Far conoscere di più e meglio san Francesco. È questo in sintesi il contenuto della riflessione che ci ha offerto il p. L. Padovese, preside dell’Istituto francescano di spiritualità (Antonianum-Roma). In Francesco d’Assisi – diceva il relatore – si ritrovano oggi tutti gli uomini impegnati seriamente per la pace, credenti e non; al suo stile di vita evangelico si confrontano gli animi più sensibili di tutti i tempi.
Da questa constatazione è scaturita la proposta di un corso di francescanesimo per favorire un’approfondita conoscenza di lui e della vocazione francescana per andare oltre le proposte occasionali e spesso generiche e offrire, invece, “cammini” vocazionali graduali e progressivi.
Dopo un ampio dibattito assembleare, anche sulle numerose e varie esperienze che si conducono in tutta l’area della conferenza italiana superiori provinciali cappuccini (C.I.S.P. Cap.), il padre G. Celli, segretario nazionale, sintetizzava così i lavori in quattro punti, che in ogni provincia religiosa saranno oggetto di una vasta riflessione per generare una mentalità più attenta ai segni dei tempi e al fatto vocazionale e,quindi, una maggiore disponibilità e impegno verso le nuove generazioni: impegno qualificante per la pace nella proposta francescana per le vocazioni; scuola di preghiera, quale cammino privilegiato per la proposta vocazionale offerto dalla fraternità francescane nell’ambito della chiesa locale; pastorale d’insieme perché la vocazione e le vocazioni diventino tema fondamentale e ordinario nella predicazione, nella preghiera e nella catechesi; corso di francescanesimo da tenersi almeno nei centri urbani più grandi delle nostre regioni per proporre un itinerario vocazionale francescano secondo un minimo di progettazione che preveda gradualità e progressione.

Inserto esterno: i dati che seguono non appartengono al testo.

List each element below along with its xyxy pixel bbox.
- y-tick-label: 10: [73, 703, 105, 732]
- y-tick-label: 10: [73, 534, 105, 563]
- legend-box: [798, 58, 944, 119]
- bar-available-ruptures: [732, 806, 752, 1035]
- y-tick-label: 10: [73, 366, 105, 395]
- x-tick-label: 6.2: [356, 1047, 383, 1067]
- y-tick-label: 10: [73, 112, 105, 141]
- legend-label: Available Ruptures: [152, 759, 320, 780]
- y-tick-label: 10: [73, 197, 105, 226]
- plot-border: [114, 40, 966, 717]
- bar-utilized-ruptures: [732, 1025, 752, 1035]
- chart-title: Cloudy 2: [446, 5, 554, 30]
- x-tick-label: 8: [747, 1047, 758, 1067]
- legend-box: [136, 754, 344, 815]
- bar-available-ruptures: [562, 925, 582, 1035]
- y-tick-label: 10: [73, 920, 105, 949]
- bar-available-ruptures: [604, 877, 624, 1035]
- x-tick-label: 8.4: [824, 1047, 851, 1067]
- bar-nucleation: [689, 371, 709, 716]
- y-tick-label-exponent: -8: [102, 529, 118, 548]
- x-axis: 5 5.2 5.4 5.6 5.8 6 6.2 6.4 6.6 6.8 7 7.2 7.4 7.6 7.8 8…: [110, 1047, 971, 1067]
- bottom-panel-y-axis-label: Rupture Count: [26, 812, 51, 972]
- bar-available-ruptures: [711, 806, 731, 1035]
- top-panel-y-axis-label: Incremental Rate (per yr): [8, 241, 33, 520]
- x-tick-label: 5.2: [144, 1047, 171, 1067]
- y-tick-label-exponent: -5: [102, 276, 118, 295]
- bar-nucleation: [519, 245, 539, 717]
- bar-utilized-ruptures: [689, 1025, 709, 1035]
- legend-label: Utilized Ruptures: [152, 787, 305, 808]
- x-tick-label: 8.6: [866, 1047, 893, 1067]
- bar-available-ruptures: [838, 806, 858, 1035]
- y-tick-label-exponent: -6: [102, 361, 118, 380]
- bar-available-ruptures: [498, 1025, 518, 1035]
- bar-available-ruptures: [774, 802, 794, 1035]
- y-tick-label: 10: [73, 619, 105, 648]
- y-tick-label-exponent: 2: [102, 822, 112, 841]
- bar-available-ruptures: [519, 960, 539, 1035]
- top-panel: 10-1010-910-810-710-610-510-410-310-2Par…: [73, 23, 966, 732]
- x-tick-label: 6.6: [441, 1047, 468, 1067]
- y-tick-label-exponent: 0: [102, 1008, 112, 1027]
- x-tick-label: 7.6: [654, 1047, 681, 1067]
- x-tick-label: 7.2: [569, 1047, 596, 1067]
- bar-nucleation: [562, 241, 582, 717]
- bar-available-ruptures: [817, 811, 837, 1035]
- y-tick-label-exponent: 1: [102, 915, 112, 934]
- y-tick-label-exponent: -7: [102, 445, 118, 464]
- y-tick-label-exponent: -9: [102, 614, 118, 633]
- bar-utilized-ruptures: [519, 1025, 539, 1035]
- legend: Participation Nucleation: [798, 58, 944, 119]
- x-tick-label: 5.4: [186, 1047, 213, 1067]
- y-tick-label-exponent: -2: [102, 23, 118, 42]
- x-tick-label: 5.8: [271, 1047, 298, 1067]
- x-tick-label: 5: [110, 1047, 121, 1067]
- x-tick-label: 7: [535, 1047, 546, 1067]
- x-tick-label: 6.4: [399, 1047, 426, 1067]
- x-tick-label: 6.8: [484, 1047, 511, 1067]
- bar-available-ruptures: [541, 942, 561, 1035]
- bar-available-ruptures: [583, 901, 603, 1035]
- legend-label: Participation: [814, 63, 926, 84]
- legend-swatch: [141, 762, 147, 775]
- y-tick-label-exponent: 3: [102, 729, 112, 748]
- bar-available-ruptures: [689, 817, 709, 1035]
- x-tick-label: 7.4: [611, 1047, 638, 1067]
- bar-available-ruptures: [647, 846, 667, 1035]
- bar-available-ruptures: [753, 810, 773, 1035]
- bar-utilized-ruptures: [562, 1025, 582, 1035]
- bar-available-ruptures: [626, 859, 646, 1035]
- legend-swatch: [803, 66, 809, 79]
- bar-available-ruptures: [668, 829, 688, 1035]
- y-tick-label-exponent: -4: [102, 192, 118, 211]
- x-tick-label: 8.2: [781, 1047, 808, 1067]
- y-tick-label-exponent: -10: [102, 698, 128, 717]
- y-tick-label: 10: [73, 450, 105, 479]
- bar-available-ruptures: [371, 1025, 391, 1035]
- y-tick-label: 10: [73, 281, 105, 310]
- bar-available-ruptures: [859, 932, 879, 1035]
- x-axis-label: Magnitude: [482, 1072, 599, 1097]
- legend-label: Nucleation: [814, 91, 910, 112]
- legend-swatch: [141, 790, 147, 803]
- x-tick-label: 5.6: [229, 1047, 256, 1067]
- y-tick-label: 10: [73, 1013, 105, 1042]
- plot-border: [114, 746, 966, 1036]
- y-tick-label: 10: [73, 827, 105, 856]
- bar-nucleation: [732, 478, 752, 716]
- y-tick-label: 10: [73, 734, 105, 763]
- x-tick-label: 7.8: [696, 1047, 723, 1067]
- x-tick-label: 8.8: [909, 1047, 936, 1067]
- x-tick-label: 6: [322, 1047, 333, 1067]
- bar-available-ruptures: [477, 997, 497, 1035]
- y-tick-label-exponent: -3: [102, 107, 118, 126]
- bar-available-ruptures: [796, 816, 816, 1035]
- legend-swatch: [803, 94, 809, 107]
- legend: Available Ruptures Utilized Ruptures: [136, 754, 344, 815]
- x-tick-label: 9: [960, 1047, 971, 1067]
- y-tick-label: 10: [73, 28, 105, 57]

Si può senz’altro dire che sono queste le scelte prioritarie per la pastorale vocazionale nelle nostre province nei prossimi anni.
Sono progetti ardui, rischiosi di poveri sognatori o illusi? Oh, no! Siamo figli di Francesco d’Assisi, il più grande sognatore della storia che ha tradotto il sogno in realtà viva di una chiesa in cammino.
Riprendere il cammino nella continuità di un impegno e oggi “nello spirito di Assisi” è per noi la più grande sfida che offriamo a chi vuole con noi vivere, lottare, sperare l’avvento di quei “cieli nuovi e terra nuova” che hanno qui il loro inizio.